Creating Theatre trained me to be selfless. My scripts would arrive in the rehearsal room, and from that point onwards, you value the contribution made by everyone who comes in contact with it, before handing the (un)true realisation of it over to the ensemble and releasing it to the many relationships it is to go on and experience: the actors, the technicians, the audience ...

Creating Theatre, in a way, drills the capacity for honest reaction out of you. It creates the circumstances and the environment in which your once perfect vision exists in hybrid form … possessed by others ... spoken, felt, watched, and listened to by people often not of your choosing. And yet as the creator you are silent. Immune.

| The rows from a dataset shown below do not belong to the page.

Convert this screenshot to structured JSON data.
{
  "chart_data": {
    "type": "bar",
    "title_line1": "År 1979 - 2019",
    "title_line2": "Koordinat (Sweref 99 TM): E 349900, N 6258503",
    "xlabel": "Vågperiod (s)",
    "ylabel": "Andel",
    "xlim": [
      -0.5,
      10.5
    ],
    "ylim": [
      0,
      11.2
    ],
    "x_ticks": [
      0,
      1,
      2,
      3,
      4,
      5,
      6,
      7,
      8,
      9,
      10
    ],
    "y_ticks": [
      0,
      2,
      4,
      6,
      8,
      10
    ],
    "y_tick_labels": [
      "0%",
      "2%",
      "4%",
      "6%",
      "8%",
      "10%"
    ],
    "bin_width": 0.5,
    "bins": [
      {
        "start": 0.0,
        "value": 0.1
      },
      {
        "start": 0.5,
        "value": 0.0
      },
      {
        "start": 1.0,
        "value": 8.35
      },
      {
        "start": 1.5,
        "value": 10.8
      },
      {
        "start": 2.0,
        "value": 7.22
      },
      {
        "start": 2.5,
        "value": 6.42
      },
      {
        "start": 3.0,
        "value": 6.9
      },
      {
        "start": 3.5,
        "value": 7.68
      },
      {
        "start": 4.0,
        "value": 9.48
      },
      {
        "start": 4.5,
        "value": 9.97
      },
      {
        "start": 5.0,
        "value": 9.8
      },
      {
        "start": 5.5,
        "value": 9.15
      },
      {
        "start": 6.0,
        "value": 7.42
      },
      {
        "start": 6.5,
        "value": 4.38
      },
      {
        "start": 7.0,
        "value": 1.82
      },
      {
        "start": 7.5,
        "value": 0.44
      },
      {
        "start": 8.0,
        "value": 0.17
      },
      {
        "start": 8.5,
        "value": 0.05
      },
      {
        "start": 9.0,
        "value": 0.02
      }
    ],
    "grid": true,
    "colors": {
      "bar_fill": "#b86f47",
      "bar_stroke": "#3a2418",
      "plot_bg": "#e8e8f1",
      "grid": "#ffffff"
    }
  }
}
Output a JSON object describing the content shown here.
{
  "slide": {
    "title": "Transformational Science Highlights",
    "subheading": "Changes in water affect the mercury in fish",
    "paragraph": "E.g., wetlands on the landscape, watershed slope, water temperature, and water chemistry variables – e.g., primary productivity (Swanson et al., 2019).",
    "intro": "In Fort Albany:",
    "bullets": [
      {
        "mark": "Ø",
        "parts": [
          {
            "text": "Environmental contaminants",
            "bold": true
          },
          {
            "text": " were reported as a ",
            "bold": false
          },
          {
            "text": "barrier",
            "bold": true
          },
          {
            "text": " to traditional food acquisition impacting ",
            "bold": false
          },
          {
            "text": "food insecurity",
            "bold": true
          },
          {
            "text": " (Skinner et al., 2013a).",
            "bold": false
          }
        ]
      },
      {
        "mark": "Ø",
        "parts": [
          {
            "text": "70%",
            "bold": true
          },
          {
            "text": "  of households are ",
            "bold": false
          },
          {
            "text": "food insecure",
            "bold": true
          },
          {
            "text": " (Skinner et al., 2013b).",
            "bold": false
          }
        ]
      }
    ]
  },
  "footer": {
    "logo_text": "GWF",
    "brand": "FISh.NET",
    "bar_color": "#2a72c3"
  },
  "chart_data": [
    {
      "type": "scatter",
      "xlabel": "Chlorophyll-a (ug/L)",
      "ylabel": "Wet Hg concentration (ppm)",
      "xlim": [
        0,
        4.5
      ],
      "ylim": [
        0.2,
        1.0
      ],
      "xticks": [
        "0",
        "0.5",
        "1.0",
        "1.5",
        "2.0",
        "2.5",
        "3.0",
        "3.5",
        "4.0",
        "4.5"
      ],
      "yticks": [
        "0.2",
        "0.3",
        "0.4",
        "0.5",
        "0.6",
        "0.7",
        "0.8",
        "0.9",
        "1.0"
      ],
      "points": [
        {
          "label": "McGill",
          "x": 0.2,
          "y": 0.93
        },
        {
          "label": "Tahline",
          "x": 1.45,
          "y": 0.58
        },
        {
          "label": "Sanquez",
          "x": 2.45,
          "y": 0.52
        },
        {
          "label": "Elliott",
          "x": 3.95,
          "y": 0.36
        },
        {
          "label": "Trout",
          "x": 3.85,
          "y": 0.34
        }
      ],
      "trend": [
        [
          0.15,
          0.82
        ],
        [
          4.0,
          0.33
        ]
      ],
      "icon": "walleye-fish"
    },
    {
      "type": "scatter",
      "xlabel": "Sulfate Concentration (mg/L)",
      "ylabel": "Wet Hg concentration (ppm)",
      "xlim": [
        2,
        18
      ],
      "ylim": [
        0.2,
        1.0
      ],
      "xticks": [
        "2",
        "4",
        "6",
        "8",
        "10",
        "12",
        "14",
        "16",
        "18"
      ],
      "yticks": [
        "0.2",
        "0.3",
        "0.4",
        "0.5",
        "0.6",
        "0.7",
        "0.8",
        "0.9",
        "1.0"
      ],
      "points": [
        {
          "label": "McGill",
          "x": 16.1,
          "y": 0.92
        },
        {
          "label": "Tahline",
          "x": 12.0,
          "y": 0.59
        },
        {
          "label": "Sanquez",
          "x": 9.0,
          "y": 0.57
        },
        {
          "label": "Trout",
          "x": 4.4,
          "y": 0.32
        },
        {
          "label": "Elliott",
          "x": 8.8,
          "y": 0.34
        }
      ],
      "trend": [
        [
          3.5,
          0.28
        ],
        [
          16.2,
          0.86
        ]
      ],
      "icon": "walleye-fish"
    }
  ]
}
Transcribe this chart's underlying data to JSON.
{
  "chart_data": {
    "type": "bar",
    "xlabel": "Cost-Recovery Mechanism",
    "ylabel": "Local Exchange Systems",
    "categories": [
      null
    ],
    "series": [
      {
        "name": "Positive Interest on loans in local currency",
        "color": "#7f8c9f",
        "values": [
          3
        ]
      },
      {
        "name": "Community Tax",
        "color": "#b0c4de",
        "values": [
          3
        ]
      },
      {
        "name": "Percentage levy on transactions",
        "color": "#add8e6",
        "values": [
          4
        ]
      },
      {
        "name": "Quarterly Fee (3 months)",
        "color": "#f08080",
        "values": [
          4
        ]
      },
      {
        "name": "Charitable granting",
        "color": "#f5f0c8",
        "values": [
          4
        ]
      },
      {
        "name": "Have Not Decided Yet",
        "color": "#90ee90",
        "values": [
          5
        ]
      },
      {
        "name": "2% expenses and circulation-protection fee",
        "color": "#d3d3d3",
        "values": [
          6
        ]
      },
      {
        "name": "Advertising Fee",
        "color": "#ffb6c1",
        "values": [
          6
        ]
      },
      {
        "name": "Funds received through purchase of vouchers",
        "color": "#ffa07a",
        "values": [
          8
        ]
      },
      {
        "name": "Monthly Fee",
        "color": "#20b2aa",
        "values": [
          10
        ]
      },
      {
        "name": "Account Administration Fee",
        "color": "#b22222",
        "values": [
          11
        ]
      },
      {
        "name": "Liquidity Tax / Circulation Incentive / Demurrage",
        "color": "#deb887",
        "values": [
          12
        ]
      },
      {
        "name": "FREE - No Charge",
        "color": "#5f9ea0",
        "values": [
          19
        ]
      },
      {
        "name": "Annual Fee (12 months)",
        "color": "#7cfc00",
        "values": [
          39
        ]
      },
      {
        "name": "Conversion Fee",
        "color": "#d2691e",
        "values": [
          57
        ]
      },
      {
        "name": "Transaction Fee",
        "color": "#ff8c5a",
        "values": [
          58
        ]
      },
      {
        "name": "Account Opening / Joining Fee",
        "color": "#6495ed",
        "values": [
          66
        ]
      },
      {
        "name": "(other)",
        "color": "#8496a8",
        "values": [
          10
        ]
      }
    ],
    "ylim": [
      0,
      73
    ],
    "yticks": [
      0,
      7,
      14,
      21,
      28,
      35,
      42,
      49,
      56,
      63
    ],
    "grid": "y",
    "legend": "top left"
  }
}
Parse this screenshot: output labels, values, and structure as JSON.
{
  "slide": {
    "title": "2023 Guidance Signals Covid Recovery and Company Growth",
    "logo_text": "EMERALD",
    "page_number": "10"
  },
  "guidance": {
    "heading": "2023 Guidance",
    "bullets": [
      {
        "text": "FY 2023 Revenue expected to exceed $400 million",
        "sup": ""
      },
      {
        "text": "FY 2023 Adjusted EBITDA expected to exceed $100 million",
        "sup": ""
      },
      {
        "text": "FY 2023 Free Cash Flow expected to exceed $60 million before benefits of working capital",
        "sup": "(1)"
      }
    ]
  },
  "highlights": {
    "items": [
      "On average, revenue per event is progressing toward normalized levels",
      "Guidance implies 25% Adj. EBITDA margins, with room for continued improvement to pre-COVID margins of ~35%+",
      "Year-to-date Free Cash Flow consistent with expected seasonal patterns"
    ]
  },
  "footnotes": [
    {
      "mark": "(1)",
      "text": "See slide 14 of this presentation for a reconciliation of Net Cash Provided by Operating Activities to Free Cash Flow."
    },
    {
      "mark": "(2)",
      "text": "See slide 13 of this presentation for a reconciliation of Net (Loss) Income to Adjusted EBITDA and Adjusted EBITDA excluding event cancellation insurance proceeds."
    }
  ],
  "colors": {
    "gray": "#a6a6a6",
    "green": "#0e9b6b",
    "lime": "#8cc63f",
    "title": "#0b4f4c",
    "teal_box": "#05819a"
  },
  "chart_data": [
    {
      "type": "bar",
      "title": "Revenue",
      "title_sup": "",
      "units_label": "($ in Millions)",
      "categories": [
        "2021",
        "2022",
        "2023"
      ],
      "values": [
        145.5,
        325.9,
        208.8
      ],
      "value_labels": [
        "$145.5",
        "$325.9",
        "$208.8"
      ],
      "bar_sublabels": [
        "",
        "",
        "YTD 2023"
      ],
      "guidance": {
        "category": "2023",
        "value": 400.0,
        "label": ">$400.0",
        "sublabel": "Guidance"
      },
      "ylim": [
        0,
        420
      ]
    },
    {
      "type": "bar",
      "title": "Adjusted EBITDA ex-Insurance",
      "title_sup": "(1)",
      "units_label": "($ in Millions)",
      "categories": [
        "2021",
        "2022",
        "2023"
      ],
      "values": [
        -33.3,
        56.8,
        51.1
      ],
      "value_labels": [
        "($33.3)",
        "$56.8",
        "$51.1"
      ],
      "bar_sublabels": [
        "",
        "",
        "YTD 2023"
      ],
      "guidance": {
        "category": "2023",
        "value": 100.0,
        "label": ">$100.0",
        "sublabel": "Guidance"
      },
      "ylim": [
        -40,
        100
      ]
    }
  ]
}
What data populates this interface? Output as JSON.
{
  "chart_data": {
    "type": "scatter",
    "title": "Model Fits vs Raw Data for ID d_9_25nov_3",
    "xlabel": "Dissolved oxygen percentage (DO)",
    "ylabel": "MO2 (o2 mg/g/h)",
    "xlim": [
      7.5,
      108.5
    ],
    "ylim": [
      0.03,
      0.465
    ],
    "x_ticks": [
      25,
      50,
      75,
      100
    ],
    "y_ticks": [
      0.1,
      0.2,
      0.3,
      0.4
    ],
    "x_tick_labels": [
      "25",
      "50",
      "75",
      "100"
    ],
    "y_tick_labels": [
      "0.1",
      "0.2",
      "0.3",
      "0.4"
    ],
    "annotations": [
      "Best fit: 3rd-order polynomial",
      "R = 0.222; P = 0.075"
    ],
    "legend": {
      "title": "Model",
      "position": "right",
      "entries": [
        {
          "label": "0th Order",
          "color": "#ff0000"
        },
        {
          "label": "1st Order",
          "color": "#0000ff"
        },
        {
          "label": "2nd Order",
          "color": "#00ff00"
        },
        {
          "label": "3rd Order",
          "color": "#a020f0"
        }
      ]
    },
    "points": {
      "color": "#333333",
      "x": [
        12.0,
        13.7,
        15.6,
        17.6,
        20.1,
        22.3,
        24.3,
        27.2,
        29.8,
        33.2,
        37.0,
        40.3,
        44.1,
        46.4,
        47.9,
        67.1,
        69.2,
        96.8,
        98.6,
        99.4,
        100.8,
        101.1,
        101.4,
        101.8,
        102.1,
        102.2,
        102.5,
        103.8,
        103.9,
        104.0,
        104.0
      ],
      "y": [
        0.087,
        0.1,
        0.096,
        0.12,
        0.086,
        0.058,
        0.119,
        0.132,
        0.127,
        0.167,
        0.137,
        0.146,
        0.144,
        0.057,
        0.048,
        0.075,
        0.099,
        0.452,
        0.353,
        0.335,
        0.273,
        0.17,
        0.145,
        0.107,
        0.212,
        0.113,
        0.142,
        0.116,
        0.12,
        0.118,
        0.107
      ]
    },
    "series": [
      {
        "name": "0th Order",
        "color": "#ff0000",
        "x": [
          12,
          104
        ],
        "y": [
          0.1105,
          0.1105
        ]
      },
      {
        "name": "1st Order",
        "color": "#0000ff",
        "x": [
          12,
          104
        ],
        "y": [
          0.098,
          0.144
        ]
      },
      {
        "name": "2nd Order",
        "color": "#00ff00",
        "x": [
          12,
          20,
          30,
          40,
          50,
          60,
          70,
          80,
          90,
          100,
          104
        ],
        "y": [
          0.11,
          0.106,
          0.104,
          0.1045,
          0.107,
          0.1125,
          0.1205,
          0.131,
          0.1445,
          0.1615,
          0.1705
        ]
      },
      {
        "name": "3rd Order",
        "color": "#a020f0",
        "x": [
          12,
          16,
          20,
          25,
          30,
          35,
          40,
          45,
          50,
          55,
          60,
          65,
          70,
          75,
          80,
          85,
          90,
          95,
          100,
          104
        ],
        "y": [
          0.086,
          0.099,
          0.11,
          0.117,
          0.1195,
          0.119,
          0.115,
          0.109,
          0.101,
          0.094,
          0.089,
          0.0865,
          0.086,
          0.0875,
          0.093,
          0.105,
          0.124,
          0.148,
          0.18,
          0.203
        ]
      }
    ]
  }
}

It is a precious and rare exchange, and one that does not necessarily belong in the domain of business ... or even life generally. That, I think, demands the very personification of the Law of the Jungle:

Can I fuck it? Will it fuck me?
Can I kill it? Will it kill me?
Can I eat it? Will it eat me?

And when the Australian actress Leah Purcell warned me that I "had bad magic happening on that stage" only hours before my Opening Night of the Sydney Film Festival, I should have handled my response differently. Very differently. But that is another story ... and one it is time we shared.

Tuesday, April 8, 2008

UPDATE: The Candidates: Part 1

... and then there are stories like this one.

I'm almost inclined to rest to my case … if it weren't for the fact that even though there are amazing people on the planet like this young man, there are The Others. Sinister, self-serving … and, especially by comparison, entirely worthy of a different kind of attack.